How All of Omaha Can Navigate the AI Era Together
Omaha Mayor John W. Ewing, Jr., University of Nebraska at Omaha Chancellor Joanne Li, Ph.D., CFA., and Omaha Chamber President & CEO Heath Mello outline three guiding principles for positioning Omaha for success.
- published: 2026/06/25
- contact: John W. Ewing, Jr., Joanne Li, Ph.D., CFA., and Heath Mello
- email: unonews@unomaha.edu
Register today for the OMA x AI Conference on Tuesday, June 30 at the University of Nebraska at Omaha (UNO).
Throughout human history, innovation sends shockwaves through society. There are winners and losers, disruptions, revolutions, and seismic change.
Take the printing press. The car. The internet. The cell phone. Each upended an old order, with benefits and costs we grapple with today.
Now, artificial intelligence is here. We are using this tool that – like inventions before it – is already presenting society with questions, concerns and regardless, change. We know that AI presents a force that is both capable of breakthroughs that will benefit all humankind and devastating disruptions.
Perhaps unlike prior inventions, we do not have time to watch those changes take hold. Rapid advancement and adoption of AI is causing change on a global scale in real time. As leaders of the City of Omaha, the Greater Omaha Chamber, and the University of Nebraska at Omaha, we believe we have the ability and the duty to steer this shockwave to the benefit of our community rather than be swept up in it.
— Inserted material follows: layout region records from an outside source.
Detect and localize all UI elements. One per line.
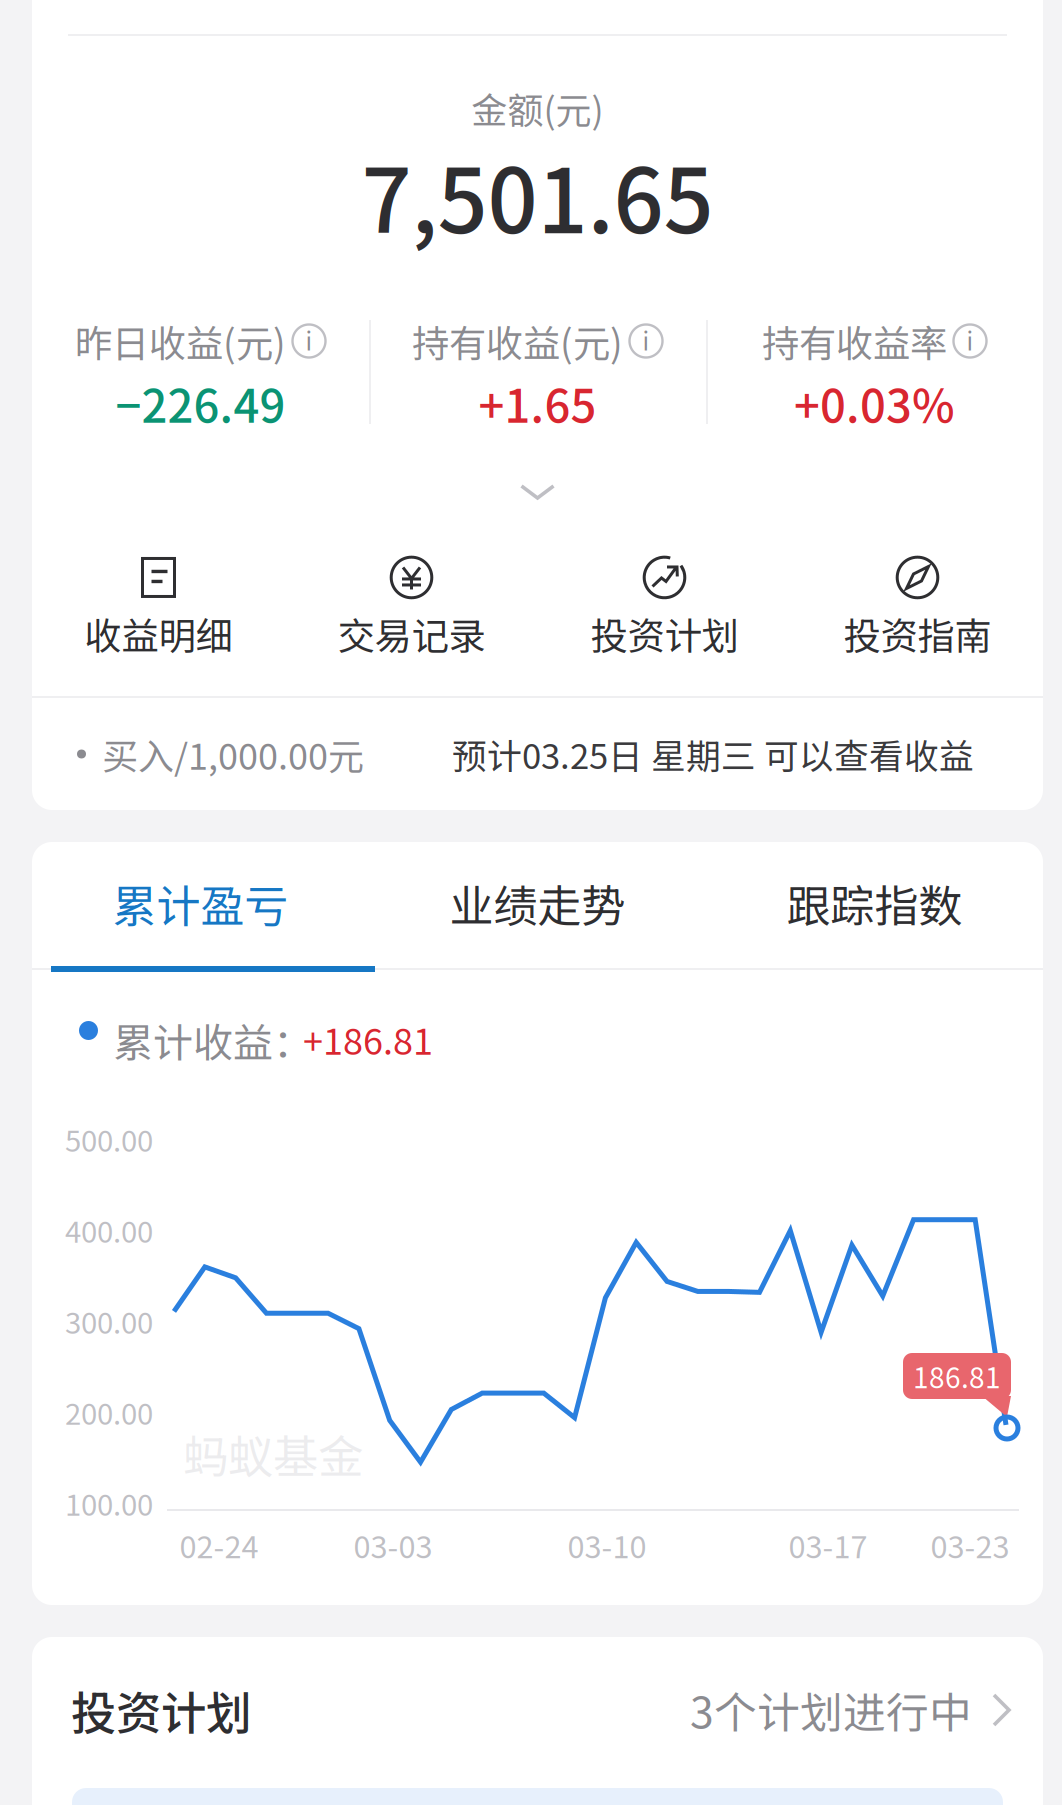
staticText: 买入/1,000.00元 (102, 728, 364, 780)
staticText: 累计盈亏 (112, 871, 288, 935)
staticText: 投资指南 (844, 606, 992, 661)
staticText: i (966, 323, 974, 357)
staticText: +186.81 (303, 1013, 433, 1065)
staticText: 3个计划进行中 (690, 1679, 972, 1741)
staticText: 400.00 (65, 1209, 153, 1251)
button[interactable]: 收益明细 (32, 549, 285, 665)
staticText: 100.00 (65, 1482, 153, 1524)
staticText: 投资计划 (590, 606, 738, 661)
staticText: 200.00 (65, 1391, 153, 1433)
staticText: 交易记录 (338, 606, 486, 661)
staticText: 投资计划 (71, 1677, 251, 1743)
staticText: 300.00 (65, 1300, 153, 1342)
button[interactable]: 投资计划 (32, 1645, 1043, 1775)
staticText: 昨日收益(元) (75, 314, 286, 368)
staticText: 跟踪指数 (786, 871, 962, 935)
staticText: 03-10 (568, 1523, 646, 1567)
button[interactable]: 跟踪指数 (706, 850, 1043, 956)
button[interactable]: 业绩走势 (369, 850, 706, 956)
button[interactable]: 交易记录 (285, 549, 538, 665)
staticText: 03-17 (788, 1523, 868, 1567)
staticText: 收益明细 (84, 606, 232, 661)
staticText: i (642, 323, 650, 357)
staticText: +1.65 (478, 370, 596, 436)
button[interactable]: 买入/1,000.00元 (32, 698, 1043, 810)
staticText: 蚂蚁基金 (183, 1421, 363, 1487)
staticText: 186.81 (913, 1356, 1001, 1396)
staticText: −226.49 (116, 370, 286, 436)
staticText: 7,501.65 (362, 131, 714, 259)
button[interactable]: 累计盈亏 (32, 850, 369, 956)
staticText: i (306, 323, 312, 357)
staticText: 持有收益率 (762, 314, 947, 368)
staticText: 累计收益： (113, 1011, 313, 1069)
staticText: 03-03 (354, 1523, 432, 1567)
staticText: 03-23 (930, 1523, 1010, 1567)
staticText: 业绩走势 (450, 871, 626, 935)
staticText: 持有收益(元) (412, 314, 623, 368)
button[interactable]: 投资指南 (791, 549, 1044, 665)
staticText: 预计03.25日 星期三 可以查看收益 (452, 729, 974, 779)
button[interactable]: 投资计划 (538, 549, 791, 665)
staticText: 02-24 (180, 1523, 258, 1567)
staticText: 金额(元) (472, 82, 604, 134)
button[interactable]: 展开更多 (32, 470, 1043, 514)
staticText: +0.03% (794, 370, 955, 436)
staticText: 500.00 (65, 1118, 153, 1160)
This is our shared vision of how we will lead through this AI-enabled era.
First, we are focused on developing, deploying, and retaining talent locally.
It is easy to say we need to attract more talent from out of state and reverse brain drain, but the most important thing a city, a business community, and its anchor university can do in this moment is to keep the talent pipeline close to home. This means recruiting Omaha area high schoolers to UNO and other local institutions, equipping them with high-demand and AI-proof skills, and employing them at Omaha companies so they can set down roots in this city.
UNO is embedding AI literacy across disciplines beyond computer science because the workers who will shape how AI is used in Omaha will not strictly be the ones writing the code. It is nurses who use AI-powered imaging software, bankers who use AI to detect fraud, entrepreneurs who use AI to build business plans, and educators building lesson plans that uphold academic rigor for AI natives.
At the same time, we recognize that AI will displace some workers or some portion of their work. Omaha's public university, city government, and Chamber share a responsibility to make retraining and up-skilling affordable and accessible for workers and help them make connections to future employers. UNO is doing this through the development of skill badges, certificates, and programs geared toward working professionals. Workforce development that does not reach the workers most vulnerable to automation is not workforce development at all.
Second, we will use AI transparently and accountably.
UNO, the Chamber, and the City of Omaha are committed to using AI only where it demonstrably improves outcomes. We are incredibly fortunate to have forums like UNO’s annual OMA x AI Conference and UNO faculty who are experts in artificial intelligence to help keep leaders informed. It gives us a massive advantage over many of our peer cities.
Finally, our people will always come first.
The printing press enabled the rapid spread of revolutionary ideas, but literacy remained a privilege for an elite few for generations.
AI will follow this pattern unless universities, the business community, and city leadership are actively engaged and listen to the people they serve. That means asking at every stage who has access to this technology, who is trained to use it, how it will be used, who benefits from its deployment, and who bears its costs.
Ensuring AI-driven economic opportunity reaches every corner of the city, businesses, and UNO — a university that serves first-generation students and working adults and draws 80 percent of its students from the Omaha area — is at the center of this transformation.
The future is unpredictable, but cities should not wait for federal direction or Silicon Valley permission to take AI seriously and be proactive. The institutions that shape the AI era in a positive direction will be the ones that move with purpose at the local level to define what the future looks like for their communities and the people in it.
The Omaha area has a chance to be leaders nationwide with this earth-changing technology; all we have to do is lean in.
About the University of Nebraska at Omaha
The University of Nebraska at Omaha (UNO) is Nebraska’s premier metropolitan university, committed to innovating for the public good, advancing social mobility, powering workforce development, and serving as a hub for community engagement. Nearly 15,000 Mavericks choose UNO for its hands-on education experiences, nationally ranked online and graduate programs, military-connected student support, and innovative approaches to supporting lifelong learning. UNO holds the Carnegie Research Activity “R2” designation, securing more than $40 million annually in external research funding and counts its faculty among the world’s most cited scholars. Sixteen Omaha Athletics programs compete in NCAA Division I as members of the Summit League and National Collegiate Hockey Conference (NCHC).